Now, we were hardly in a residential neighborhood. In fact, I believe this street we were sitting on bordered a cemetery on one side and some kind of warehouse or warehouse-looking, low-rent motel on the other. As we sat at the light (one of those overly-long stops out in suburbia that makes absolutely no sense), a cop made a left and drove past the Honda and myself in the opposite direction. I watched as he drove by, always self-conscious that I am somehow violating some Jersey law by just sitting there in a blue SUV. When I was sufficiently sure he wasn’t going to stop and bust me for trafficking in methamphetamine or chewing gum after 10 PM (there are some weird laws in this state), I focused my attention back on the red light in front of me.

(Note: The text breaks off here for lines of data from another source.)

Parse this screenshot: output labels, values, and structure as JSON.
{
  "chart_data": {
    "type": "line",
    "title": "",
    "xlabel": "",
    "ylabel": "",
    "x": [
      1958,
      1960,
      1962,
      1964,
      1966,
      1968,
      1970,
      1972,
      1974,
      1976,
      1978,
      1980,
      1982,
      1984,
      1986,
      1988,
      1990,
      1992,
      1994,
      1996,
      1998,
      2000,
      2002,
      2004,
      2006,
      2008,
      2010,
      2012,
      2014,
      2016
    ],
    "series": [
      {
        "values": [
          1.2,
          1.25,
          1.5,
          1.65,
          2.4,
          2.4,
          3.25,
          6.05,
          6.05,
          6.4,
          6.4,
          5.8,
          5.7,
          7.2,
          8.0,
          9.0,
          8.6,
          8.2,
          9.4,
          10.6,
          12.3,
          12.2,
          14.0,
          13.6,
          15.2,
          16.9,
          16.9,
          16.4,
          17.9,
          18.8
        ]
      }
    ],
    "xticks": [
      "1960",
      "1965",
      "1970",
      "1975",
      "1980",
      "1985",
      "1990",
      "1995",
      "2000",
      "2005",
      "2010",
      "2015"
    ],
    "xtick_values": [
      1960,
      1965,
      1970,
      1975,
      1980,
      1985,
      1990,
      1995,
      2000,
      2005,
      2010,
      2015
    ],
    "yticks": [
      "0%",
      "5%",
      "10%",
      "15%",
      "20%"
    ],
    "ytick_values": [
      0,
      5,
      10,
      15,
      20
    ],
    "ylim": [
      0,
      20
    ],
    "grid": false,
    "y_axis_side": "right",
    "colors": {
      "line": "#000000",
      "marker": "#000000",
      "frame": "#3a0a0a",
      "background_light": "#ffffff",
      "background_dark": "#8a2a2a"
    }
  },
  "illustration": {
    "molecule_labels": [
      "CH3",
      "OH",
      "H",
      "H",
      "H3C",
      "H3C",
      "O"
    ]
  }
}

Suddenly, in my rearview I caught site of flashing red lights and white reverse indicators. I looked back over my shoulder only to see the cop reversing back down the street right towards me. I started to go over everything in my mind that I could have possibly done. Maybe… and before I could even think of anything, he was by me and screeching to a halt beside our buddy in the Civic.

The cop leaned his head out of the window, extended his arm, made a pincher out of his forefinger and his thumb, and slowly twisted his wrist counterclockwise. The awful Spice Girls racket streaming out of Mr. Danceteria’s window was squelched in an instant. The sound of crickets mixed with the soft putt-putt of the pillowy white smoke trailing out of his exhaust pipe. The cop pulled his appendage back into his car, zipped up his window and slowly rolled away.

Listening to the trooper’s tires crush tiny pebbles beneath their mass, I realized that I had seen suburban justice in action. No longer was the enemy a knife-wielding subway pusher, or a suicidal, PCP-crazed lunatic with a hostage, but a tasteless, Euro-trash music listening economy sedan owner. This is the land where firemen actually pull cats out of trees. This is the land where the most serious call for cops in a given month is busting up a teenage basement party after the neighbor complains about “that damn hippity-hop music these kids are always playing.”

It’s not that I’m disparaging anything that our law enforcement professionals do, but with the whole 9/11 anniversary coming up soon, it’s been on my mind. It’s just shocking the priorities that exist depending on where you are.